Matt Eppers: Jeff, could you provide us a fast introduction of where things stand approximately two days prior to the due date? It’s been stated consistently there might be more purchasers than sellers. Where does that leave things?

Jeff Zillgitt: Beginning to warm up with more discussions and structures of possible offers, which is an increased speed from recently when most groups were attempting to find out which method they wished to address the trade due date. In speaking with officers, they revealed some uneasiness about making judgments based upon a truly unusual season. Groups like Detroit, Cleveland, Orlando, Minnesota and Houston appear going to offer, Groups like Los Angeles Clippers, Boston, Denver, Miami and Milwaukee are purchasers — seeing possibly seeing an opportunity to a champion or a minimum of a deep playoff run.

Jim Owczarski: Milwaukee remains in an intriguing area there, Jeff, as moving D.J. Augustin’s agreement to Houston and Torrey Craig to Phoenix for money provides a possibility to amuse the buyout market earlier than they would have prior to those offers. They have 2 open lineup areas. A trade appears harder to do without genuine draft possessions, however basic supervisor Jon Horst continuously appears to pull bunnies out of his hat. The Bucks, like a lot of competitors, would like to include another three-point shooter and border protector. If that person can likewise act as a backup point player, all the much better.

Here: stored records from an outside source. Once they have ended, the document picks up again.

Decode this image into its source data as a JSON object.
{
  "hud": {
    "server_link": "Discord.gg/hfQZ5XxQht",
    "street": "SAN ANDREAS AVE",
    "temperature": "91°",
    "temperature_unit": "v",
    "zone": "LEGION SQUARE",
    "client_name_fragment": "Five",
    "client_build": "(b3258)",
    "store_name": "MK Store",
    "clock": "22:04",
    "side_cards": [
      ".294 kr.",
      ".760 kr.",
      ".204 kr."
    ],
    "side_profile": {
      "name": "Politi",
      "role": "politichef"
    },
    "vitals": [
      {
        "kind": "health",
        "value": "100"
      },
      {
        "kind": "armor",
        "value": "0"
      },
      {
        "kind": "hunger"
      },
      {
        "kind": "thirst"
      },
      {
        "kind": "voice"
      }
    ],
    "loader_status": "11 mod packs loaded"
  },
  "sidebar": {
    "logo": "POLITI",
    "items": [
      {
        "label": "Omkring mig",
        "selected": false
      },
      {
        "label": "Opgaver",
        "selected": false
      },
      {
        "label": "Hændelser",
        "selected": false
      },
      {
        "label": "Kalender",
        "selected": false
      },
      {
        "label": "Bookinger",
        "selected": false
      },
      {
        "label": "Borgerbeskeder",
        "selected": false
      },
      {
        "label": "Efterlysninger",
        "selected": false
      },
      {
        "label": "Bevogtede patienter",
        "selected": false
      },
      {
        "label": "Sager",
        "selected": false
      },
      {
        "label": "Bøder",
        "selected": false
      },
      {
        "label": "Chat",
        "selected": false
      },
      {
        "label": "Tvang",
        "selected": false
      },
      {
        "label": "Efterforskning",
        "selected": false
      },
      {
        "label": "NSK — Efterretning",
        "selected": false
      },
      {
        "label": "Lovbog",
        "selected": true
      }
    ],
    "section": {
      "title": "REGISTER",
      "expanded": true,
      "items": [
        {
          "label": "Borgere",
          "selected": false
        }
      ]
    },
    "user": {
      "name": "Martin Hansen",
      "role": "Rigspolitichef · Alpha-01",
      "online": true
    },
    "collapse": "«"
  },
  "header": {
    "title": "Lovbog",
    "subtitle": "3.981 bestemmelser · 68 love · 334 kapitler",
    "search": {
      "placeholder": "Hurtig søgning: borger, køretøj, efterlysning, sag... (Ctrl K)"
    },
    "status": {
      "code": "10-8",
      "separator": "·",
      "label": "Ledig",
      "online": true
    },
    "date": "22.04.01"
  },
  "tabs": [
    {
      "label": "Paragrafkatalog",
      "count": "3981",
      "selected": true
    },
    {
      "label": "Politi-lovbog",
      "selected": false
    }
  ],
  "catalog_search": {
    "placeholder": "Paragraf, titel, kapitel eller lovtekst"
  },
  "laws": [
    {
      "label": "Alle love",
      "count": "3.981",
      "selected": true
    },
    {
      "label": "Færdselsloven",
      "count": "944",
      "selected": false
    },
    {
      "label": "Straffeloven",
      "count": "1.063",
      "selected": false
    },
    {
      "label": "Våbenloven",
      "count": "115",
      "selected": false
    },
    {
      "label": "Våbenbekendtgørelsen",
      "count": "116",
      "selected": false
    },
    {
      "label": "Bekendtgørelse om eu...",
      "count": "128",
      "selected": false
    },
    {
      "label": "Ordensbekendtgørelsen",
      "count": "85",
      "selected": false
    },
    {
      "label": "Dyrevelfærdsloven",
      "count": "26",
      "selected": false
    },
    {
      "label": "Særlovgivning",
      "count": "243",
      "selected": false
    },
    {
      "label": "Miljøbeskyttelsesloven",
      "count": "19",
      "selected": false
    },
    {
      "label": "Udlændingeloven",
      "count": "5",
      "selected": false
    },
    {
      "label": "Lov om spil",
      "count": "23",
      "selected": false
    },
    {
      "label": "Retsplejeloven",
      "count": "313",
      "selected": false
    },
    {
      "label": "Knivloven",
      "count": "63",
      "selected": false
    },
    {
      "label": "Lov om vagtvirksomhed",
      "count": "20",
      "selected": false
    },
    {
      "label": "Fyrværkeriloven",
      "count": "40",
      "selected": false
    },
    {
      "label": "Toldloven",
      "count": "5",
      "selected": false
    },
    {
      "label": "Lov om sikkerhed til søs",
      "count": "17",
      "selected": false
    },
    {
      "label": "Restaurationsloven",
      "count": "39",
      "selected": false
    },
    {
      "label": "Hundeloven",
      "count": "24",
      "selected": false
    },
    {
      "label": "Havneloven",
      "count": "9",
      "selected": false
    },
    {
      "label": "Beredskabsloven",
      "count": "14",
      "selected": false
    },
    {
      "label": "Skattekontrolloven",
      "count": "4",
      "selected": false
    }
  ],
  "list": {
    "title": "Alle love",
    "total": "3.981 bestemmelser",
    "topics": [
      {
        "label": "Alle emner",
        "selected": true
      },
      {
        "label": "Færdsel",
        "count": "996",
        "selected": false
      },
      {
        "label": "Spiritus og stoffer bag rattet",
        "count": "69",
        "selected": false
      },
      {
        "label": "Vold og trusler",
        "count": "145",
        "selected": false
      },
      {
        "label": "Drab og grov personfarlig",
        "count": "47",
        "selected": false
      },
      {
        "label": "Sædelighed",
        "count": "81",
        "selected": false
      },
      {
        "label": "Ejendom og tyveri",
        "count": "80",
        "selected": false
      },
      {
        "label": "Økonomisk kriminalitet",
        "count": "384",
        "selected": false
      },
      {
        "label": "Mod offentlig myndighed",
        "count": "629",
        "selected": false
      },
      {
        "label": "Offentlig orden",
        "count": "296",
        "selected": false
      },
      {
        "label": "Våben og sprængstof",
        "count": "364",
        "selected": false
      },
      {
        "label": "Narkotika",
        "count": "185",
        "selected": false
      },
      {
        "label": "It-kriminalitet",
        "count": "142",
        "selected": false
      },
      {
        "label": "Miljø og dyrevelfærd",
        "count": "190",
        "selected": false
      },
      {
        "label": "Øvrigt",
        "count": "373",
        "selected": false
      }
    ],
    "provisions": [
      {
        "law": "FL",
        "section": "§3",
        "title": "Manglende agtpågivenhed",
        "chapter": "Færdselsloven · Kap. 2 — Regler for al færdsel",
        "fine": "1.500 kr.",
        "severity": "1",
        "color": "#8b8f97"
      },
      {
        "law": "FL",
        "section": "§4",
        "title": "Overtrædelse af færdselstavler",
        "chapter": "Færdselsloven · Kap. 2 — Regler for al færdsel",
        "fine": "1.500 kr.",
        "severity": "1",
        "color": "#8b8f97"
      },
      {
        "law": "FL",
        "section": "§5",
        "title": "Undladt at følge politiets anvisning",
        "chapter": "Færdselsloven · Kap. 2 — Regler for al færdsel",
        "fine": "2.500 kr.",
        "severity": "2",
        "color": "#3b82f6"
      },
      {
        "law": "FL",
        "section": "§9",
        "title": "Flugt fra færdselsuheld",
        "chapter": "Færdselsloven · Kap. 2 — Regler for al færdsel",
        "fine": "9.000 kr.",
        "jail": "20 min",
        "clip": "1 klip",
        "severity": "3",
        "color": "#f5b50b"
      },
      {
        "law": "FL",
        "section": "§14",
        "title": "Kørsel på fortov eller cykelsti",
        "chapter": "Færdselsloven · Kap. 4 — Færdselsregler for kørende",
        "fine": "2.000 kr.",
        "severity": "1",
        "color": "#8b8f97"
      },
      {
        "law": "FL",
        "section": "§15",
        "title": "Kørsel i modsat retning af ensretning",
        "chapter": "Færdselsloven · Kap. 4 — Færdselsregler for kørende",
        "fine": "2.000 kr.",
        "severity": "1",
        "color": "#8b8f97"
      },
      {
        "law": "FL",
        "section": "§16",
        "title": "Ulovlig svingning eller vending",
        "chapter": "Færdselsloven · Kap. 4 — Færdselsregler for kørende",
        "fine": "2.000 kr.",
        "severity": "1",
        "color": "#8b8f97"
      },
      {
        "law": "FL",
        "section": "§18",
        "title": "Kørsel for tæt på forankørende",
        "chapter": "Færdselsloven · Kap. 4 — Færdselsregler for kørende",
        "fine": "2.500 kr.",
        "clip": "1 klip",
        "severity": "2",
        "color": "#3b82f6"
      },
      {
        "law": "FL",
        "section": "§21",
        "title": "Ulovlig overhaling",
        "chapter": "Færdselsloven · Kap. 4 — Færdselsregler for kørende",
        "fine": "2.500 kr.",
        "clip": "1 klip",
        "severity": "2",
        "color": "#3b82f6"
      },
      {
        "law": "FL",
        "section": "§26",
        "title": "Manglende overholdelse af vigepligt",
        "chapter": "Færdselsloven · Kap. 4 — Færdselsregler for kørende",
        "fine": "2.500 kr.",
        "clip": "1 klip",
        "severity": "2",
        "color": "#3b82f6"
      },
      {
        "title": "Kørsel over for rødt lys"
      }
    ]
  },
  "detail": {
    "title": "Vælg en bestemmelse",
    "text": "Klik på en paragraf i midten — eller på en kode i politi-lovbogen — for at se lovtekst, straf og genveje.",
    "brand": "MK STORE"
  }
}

Eppers: How is that uneasiness affecting groups’ technique to trade talks? Exists any sense it will temper the marketplace as an entire as more groups possibly choose to simply stand pat?

Mark Medina: I would not anticipate any franchise-changing trades, such as James Harden going from Houston to Brooklyn. As Jeff kept in mind, this is an extraordinary season to assess how excellent or bad of a group is. However you likewise question will this play-in competition impact group habits. By casting that wide net of potential playoff teams, they appear more inclined to see how their chances land as opposed toward punting on the season.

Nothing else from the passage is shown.